Qwen3 TSS has been released, and it allows local ‘prompt to custom character’ voices. This adds a whole new dimension to local text-to-speech (TTS). It’s also a pleasingly small model at around 5Gb total (if you already have many TTS Python requirements), so is very feasible for those with older graphics cards and slower Internet connections. It has an Apache 2.0 license, so is fully open-source and available for commercial use. All the below requirements are free, as is the way with local AI.
As you can see, you can describe your exact voice and the audio generated conforms to the description. Voices can be described with great detail, far more than shown above, and their modulation over time also (e.g. “rising excitement”). There are obvious uses here for unusual character voices for animation, games, audio drama, vocal additions to audio soundscapes, etc.
Tested and working, after a lot of work. Here’s how to manually install for ComfyUI portable:
1. In ..\ComfyUI\models\ create the new local folders ..\ComfyUI\models\qwen-tts\Qwen3-TTS-12Hz-1.7B-VoiceDesign\ and its subfolder ..\speech_tokenizer\
2. Download the required models Hugging Space at Qwen3-TTS-12Hz-1.7B-VoiceDesign and speech_tokenizer.
Put the downloaded files into their locally pre-prepared folder and sub-folder.
3. Now get FlybirdXX’s ComfyUI-Qwen-TTS custom nodes to run these models. Windows Start button, CMD, cd into the ComfyUI custom nodes directory, then…
git clone https://github.com/flybirdxx/ComfyUI-Qwen-TTS
4. Install the requirements for the new custom nodes. Start, CMD, cd to the ComfyUI embedded Python directory, then…
C:\ComfyUI_portable\python_standalone\python.exe -s -m pip install -r C:\ComfyUI_portable\ComfyUI\custom_nodes\ComfyUI-Qwen-TTS\requirements.txt
(Replace ComfyUI_portable with whatever your local path is).
There should be no conflicts, as yesterday’s patch for these custom nodes fixed the official Qwen TTS demanding transformers==4.57.3 which could have killed Nunchaku (which requires a lower version).
5. These Custom Nodes require a download of SoX which is an .EXE installer. Sox is a venerable freeware sound-exchange code library, kind of like ImageMagik… but for sound. After install you must add it to your Windows PATH. Thanks to Promethean Dante for the fix here…
Looking at the node code it seems SOX is only needed if you try to generate on CPU rather than GPU, but the lack of it prevents the nodes from loading in ComfyUI. It seems you need both the Python sox module installed (it installed along with the requirements.txt – see above), and its Windows framework via the .EXE installer.
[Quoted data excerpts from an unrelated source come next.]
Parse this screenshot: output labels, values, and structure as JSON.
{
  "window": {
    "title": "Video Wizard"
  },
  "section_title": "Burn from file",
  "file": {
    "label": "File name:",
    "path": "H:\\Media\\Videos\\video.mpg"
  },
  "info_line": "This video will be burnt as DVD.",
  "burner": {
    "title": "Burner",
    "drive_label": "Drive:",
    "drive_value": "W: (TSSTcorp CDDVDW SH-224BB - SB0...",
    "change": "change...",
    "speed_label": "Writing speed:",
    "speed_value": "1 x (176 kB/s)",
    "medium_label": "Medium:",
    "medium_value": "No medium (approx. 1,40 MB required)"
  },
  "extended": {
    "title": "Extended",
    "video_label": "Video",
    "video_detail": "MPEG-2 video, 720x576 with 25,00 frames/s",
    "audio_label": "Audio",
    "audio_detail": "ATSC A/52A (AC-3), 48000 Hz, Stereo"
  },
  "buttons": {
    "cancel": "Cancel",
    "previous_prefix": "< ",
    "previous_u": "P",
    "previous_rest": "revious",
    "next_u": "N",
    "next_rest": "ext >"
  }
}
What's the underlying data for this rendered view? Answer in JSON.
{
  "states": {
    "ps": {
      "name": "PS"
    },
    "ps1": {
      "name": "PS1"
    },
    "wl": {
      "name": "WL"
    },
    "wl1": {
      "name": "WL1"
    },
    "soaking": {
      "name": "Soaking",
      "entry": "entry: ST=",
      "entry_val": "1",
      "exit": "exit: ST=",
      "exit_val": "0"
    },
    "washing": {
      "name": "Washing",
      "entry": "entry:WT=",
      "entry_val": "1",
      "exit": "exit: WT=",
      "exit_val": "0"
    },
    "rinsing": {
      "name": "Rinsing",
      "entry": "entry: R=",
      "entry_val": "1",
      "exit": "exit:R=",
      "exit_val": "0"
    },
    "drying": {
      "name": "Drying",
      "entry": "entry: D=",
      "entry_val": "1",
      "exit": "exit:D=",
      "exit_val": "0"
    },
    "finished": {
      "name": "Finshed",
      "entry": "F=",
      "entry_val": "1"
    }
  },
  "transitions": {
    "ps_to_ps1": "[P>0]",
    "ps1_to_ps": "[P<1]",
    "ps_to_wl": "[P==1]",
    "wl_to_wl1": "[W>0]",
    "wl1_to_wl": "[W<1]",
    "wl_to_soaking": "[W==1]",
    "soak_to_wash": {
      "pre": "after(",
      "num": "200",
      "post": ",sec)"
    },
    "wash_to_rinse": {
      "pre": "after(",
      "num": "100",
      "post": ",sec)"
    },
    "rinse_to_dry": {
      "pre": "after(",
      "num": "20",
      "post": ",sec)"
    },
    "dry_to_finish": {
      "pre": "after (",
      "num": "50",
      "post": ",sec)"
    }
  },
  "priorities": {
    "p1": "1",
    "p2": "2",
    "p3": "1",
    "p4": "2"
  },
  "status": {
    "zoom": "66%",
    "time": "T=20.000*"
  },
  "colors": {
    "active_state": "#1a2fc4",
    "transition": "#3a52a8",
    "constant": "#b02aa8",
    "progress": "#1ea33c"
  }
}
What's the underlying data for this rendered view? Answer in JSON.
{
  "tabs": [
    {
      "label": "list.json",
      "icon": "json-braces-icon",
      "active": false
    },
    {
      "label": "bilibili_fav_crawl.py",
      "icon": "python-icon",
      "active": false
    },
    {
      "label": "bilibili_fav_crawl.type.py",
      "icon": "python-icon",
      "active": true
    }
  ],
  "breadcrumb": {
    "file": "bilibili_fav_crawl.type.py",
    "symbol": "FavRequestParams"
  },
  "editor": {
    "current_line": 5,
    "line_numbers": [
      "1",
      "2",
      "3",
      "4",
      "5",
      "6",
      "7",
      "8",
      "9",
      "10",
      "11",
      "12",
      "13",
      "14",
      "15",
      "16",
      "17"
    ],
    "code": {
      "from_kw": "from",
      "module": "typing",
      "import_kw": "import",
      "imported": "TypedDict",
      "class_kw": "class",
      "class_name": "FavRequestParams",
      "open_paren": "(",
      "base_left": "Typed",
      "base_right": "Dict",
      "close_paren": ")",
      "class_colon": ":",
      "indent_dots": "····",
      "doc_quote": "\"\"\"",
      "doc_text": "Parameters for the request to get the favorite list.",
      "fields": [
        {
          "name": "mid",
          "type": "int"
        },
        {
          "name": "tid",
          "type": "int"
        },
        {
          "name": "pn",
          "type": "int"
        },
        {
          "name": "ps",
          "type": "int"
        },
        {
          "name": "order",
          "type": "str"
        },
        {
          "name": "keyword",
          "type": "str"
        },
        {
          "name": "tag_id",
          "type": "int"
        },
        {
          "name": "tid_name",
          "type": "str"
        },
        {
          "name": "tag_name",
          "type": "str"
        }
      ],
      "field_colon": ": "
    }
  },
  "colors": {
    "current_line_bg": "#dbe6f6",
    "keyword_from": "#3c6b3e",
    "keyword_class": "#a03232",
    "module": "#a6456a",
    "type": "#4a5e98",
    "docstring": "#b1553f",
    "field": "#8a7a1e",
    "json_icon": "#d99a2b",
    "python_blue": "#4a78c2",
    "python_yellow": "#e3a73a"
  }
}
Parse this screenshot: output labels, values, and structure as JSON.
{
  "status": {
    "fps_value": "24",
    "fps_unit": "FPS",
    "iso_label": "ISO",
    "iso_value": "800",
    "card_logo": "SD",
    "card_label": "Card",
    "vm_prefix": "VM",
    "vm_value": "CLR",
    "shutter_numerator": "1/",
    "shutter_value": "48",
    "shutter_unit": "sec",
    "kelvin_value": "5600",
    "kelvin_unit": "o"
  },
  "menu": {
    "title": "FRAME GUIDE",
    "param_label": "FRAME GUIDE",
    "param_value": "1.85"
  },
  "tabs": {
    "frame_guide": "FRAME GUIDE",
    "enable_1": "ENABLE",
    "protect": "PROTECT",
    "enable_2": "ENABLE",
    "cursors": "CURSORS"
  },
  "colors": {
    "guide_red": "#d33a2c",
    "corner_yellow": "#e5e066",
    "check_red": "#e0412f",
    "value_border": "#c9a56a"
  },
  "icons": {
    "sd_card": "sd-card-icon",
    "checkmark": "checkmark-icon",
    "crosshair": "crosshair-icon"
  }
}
6. Start ComfyUI, and set up a simple workflow thus with the new nodes…
Time: 70 seconds for a five second clip, on a 3060 12Gb card. Reasonable, not super-turbo but workable.
The basic requirements of Qwen3 TTS are compatible with a ComfyUI portable install — Python 3.8 or higher, PyTorch 2.0 or higher, so the above custom node set won’t bjork your PyTorch by trying to upgrade it. Beware others similar custom nodes for Qwen3 TTS in ComfyUI that will try to upgrade Pytorch to 2.9 (not good, for a portable Comfy).